D'ailleurs, quand on observe leurs comptes Instagram, à ces filles en vogue, leur style pointu est aussi répétitif, dans le bon sens du terme. Comme un uniforme qu'elles agrémentent de pièces fortes chinées avec passion ou retrouvées au fond d'un tiroir d'une aïeule, ces icônes mode modernes arborent des tenues signature qui rendent (enfin) la mode abordable, puisque réaliste : elles aussi, remettent inlassablement le même jean, les mêmes bottines, attrapent le même sac.
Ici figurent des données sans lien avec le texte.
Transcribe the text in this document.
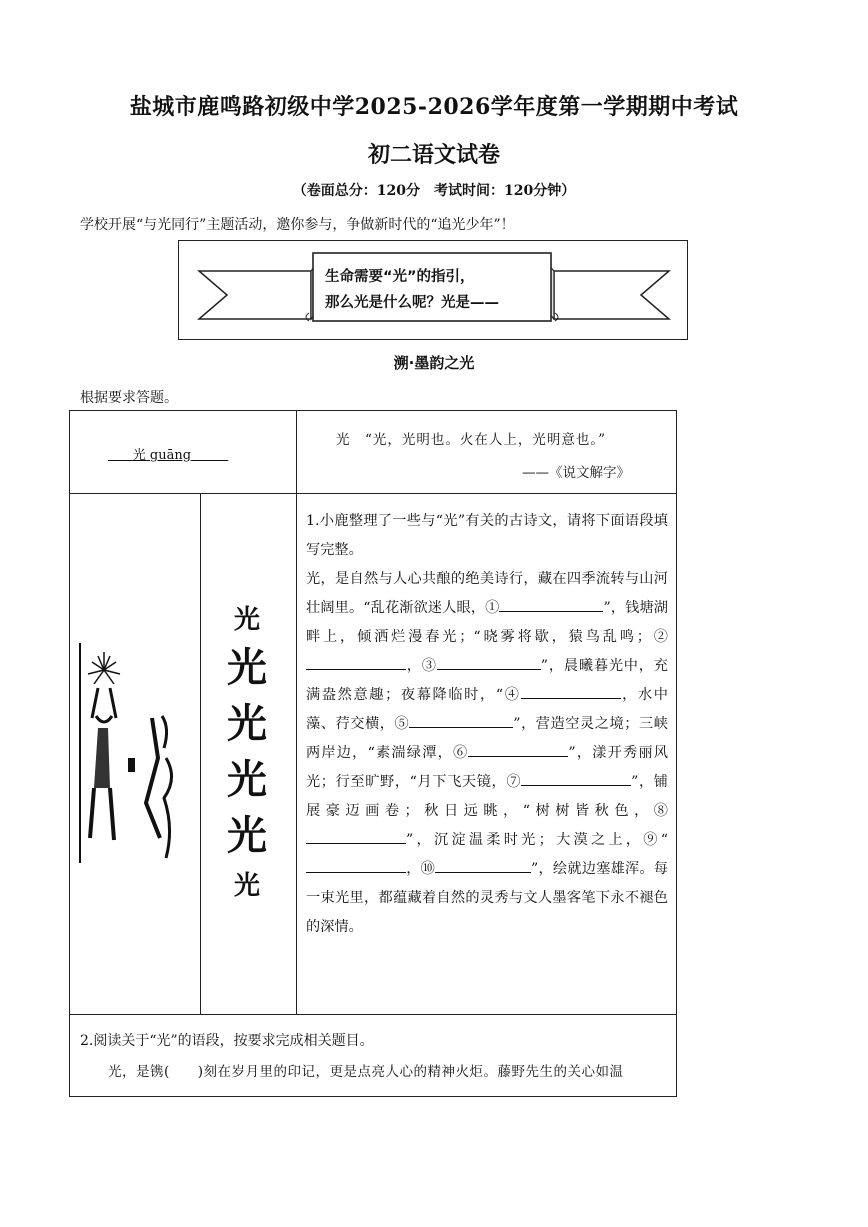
盐城市鹿鸣路初级中学2025-2026学年度第一学期期中考试
初二语文试卷
（卷面总分：120分　考试时间：120分钟）
学校开展“与光同行”主题活动，邀你参与，争做新时代的“追光少年”！
生命需要“光”的指引，
那么光是什么呢？光是——
溯·墨韵之光
根据要求答题。
光 guāng
光　“光，光明也。火在人上，光明意也。”
——《说文解字》
光
光
光
光
光
光

1.小鹿整理了一些与“光”有关的古诗文，请将下面语段填写完整。

光，是自然与人心共酿的绝美诗行，藏在四季流转与山河壮阔里。“乱花渐欲迷人眼，①	”，钱塘湖畔上，倾洒烂漫春光；“晓雾将歇，猿鸟乱鸣；②，③	”，晨曦暮光中，充满盎然意趣；夜幕降临时，“④	，水中藻、荇交横，⑤	”，营造空灵之境；三峡两岸边，“素湍绿潭，⑥	”，漾开秀丽风光；行至旷野，“月下飞天镜，⑦	”，铺展豪迈画卷；秋日远眺，“树树皆秋色，⑧”，沉淀温柔时光；大漠之上，⑨“，⑩	”，绘就边塞雄浑。每一束光里，都蕴藏着自然的灵秀与文人墨客笔下永不褪色的深情。

2.阅读关于“光”的语段，按要求完成相关题目。
光，是镌(　　)刻在岁月里的印记，更是点亮人心的精神火炬。藤野先生的关心如温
L'abondance et le neuf ne sont plus gages de qualité, au contraire, c'est la capacité à créer une allure forte autour d'une collection réduite, ou en tout cas composée uniquement de seconde main et de marques (réellement) respectueuses de l'environnement, qui prime.
Moins de prise de tête, plus de liberté et un comportement davantage éco-responsable.
Nous, on s'en inspire quand on s'entend dire - encore - qu'on n'a "plus rien à se mettre". Ou que notre budget ne nous permet pas d'être exigeante sur la provenance (dans ce cas, la solution vient des fripes). On redore le blason mode du minimalisme, loin de rimer avec ennui et monotonie.
"Le simple fait d'aimer les vêtements que vous avez est une rébellion contre notre monde de la fast-fashion", lance Verena Erin. Alors on enfile, comme elle, "les mêmes pièces encore et encore", parce qu'elles nous vont, qu'elles sont confortables, qu'elles nous plaisent. Et parce que l'enjeu, aujourd'hui plus que jamais, est trop grand pour faire autrement.